Cela ne veut pas dire que les œuvres précédentes de Karen Turner ne s’aventurent pas dans le domaine émotionnel de ses sujets ; c’est un défi de ne pas s’engager dans une vision introspective de ses portraits qui sont physiquement gonflés d’individualité et de caractère (bien qu’ils soient volontairement « contenus » dans des toiles plus petites pour montrer comment la société « enferme » les femmes).
Au contraire, ces nouvelles œuvres demandent directement aux spectateurs d’évaluer les jugements et les préjugés qu’ils peuvent avoir lorsqu’il s’agit d’expression émotionnelle. Par exemple, Karen Turner a fait remarquer que « de nos jours, lorsqu’un homme pleure, c’est souvent considéré comme un signe de bravoure, alors que lorsqu’une femme pleure, c’est considéré comme hystérique ».
Les portraits ont toujours été le centre d'intérêt de Karen Turner, motivée par sa fascination pour la façon dont nous modelons nos apparences et, dans ce cas, notre expressivité émotionnelle, pour répondre aux attentes de la société. L’artiste britannique est connue pour célébrer les formes féminines plus larges dans ses peintures à l’huile pleines de vivacité, et pour ses commentaires sur le droit des femmes à prendre de l’espace dans un monde qui tente de les contraindre.
Malgré la nature joyeusement franche de ses œuvres, le processus de Karen Turner est raffiné et délicat, puisqu'elle ne peint qu'avec les plus petits pinceaux. Cette approche méticuleuse explique pourquoi il faut habituellement des mois pour achever ses œuvres.
Elle distingue Why Do You Have To Be So Emotional? de ses œuvres précédentes, connues pour leurs fonds blancs lisses et leurs détails minutieux, en utilisant des pastels Miami atténués, des bleus ciel et des teintes de couleur bonbon. Ce choix n’est pas simplement expérimental ; la palette de couleurs pêche sert de toile de fond contrastée aux expressions dramatiques de ses sujets, illustrant ainsi le double standard imposé aux femmes en matière d’expression émotionnelle.

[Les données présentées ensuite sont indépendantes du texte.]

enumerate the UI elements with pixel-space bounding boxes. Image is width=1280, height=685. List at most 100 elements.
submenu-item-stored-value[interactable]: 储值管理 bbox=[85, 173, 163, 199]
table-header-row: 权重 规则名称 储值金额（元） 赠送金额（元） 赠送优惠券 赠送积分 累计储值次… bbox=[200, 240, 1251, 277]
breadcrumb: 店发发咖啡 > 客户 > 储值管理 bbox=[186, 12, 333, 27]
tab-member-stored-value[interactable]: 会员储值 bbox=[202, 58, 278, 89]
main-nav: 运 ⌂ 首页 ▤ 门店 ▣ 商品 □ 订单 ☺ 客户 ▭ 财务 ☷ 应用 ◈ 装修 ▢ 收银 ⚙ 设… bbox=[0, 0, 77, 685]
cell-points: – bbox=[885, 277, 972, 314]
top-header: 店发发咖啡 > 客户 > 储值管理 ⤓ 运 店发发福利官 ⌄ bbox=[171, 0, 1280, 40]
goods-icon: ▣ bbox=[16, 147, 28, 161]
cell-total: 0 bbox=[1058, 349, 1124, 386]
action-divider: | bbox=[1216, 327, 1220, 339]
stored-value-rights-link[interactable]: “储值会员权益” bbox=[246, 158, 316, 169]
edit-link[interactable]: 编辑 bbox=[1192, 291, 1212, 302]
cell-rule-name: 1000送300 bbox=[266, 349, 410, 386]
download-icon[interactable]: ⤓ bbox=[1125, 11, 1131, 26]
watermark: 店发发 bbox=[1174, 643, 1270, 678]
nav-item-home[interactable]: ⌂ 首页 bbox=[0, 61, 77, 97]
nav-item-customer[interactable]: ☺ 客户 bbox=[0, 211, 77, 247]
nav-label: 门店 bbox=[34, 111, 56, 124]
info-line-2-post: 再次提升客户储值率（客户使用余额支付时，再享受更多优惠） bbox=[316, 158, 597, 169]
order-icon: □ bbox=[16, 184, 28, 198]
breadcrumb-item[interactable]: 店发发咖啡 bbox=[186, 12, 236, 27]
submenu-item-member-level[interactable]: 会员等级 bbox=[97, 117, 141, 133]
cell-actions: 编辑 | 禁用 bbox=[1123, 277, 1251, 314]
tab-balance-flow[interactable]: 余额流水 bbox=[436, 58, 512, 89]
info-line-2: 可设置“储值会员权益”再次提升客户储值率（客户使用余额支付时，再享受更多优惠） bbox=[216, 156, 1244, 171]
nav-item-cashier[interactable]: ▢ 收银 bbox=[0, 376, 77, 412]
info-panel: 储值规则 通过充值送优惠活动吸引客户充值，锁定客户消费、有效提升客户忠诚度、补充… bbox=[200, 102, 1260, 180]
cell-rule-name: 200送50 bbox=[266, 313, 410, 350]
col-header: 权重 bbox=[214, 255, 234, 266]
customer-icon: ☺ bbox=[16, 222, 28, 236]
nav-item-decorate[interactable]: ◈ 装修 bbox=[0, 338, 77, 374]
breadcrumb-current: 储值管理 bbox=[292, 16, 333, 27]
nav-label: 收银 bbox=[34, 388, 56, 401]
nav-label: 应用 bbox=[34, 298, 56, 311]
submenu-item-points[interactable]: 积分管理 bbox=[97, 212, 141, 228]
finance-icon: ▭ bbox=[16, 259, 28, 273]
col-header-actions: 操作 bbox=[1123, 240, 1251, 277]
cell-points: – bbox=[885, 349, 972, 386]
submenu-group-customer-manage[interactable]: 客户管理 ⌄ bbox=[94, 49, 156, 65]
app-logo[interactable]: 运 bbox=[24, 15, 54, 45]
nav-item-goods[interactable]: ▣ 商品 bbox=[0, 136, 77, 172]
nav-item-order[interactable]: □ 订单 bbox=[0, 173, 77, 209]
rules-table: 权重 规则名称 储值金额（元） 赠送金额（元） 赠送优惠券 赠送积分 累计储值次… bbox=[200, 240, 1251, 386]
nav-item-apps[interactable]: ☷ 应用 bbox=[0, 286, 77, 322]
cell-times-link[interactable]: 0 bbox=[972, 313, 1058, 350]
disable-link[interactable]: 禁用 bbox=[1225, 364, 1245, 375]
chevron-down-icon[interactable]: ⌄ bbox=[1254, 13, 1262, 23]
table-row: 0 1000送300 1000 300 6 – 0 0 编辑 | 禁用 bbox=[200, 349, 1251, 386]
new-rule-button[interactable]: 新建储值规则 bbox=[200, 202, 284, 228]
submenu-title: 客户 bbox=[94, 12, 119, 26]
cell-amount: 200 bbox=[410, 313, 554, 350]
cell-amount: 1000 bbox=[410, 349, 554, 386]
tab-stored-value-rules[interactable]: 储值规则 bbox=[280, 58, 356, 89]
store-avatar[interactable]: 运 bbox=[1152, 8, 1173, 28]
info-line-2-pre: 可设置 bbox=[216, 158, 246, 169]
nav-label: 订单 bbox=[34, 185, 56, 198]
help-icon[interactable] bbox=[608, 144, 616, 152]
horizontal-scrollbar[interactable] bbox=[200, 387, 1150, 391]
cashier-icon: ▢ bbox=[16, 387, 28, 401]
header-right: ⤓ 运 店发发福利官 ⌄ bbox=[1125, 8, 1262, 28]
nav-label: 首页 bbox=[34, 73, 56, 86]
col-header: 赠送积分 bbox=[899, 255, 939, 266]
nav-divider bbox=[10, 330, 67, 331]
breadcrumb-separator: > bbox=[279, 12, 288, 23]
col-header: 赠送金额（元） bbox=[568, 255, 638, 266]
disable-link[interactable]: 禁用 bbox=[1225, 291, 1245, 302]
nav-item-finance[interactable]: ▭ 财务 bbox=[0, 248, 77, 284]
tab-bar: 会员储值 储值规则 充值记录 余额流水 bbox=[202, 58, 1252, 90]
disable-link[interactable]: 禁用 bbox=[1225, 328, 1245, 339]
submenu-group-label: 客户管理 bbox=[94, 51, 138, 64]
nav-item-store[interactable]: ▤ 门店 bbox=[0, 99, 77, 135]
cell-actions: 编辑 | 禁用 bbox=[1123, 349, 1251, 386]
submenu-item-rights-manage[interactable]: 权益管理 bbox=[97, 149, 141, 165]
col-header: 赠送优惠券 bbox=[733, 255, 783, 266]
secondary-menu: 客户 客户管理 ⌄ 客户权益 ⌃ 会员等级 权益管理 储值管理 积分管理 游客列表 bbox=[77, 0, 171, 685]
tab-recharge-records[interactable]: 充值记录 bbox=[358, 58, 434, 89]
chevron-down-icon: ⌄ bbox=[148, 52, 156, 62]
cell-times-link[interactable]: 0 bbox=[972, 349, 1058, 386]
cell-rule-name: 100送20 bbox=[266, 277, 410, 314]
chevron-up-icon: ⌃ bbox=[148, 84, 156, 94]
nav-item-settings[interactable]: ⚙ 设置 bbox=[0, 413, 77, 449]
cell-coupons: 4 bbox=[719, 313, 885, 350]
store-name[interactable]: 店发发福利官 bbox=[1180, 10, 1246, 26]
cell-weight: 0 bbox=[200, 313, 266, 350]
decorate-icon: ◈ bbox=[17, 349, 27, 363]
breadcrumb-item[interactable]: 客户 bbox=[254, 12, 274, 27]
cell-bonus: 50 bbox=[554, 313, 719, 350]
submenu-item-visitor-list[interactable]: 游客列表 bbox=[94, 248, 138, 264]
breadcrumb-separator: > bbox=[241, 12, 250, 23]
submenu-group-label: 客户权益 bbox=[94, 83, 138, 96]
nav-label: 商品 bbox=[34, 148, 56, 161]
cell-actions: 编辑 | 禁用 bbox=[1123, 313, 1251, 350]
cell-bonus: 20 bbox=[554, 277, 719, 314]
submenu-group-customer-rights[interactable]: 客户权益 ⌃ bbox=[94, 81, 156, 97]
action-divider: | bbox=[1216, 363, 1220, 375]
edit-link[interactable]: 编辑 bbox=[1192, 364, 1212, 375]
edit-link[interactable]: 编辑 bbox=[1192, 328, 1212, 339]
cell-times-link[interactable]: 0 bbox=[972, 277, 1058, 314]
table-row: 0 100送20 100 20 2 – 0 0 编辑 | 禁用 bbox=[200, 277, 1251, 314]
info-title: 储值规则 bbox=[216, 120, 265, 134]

Bien que colorés, les fonds restent clairs. Elle explique : « J’aime l’aspect de la chair à côté du linge propre et l’intensité du visage et du corps par rapport à la toile de fond. J’aime aussi montrer mes sujets loin de tout arrière-plan pour rappeler que nous jugeons les gens sans contexte. Je veux que les gens réfléchissent à ce qu’ils ressentent ».
En dépit de la colère et de la frustration viscérales qui émanent des œuvres de la série, celles-ci sont porteuses de pouvoir et d’espoir. L'artiste plaide non seulement pour l’exposition des femmes et des courbes dans les arts, mais aussi pour leur célébration, plutôt que pour les interprétations grotesques que l’on voit souvent dans les œuvres d’artistes tels que Lucien Freud et Jenny Saville. « J’adore leur travail ! Mais ce n’est pas le message que je veux transmettre. Je veux que mes peintures représentent des gens qui se fichent de ce que pense la société ; voilà à quoi ressemble mon corps, et je ne vais pas me cacher. »
Karen Turner continue d’inviter les spectateurs à remettre en question les normes sociétales, mais aussi à célébrer l’individualité et l’authenticité. Cette série témoigne de l’évolution de sa pratique et de son engagement à remettre en question la présentation des femmes et de leurs corps exaltés dans les arts et au-delà.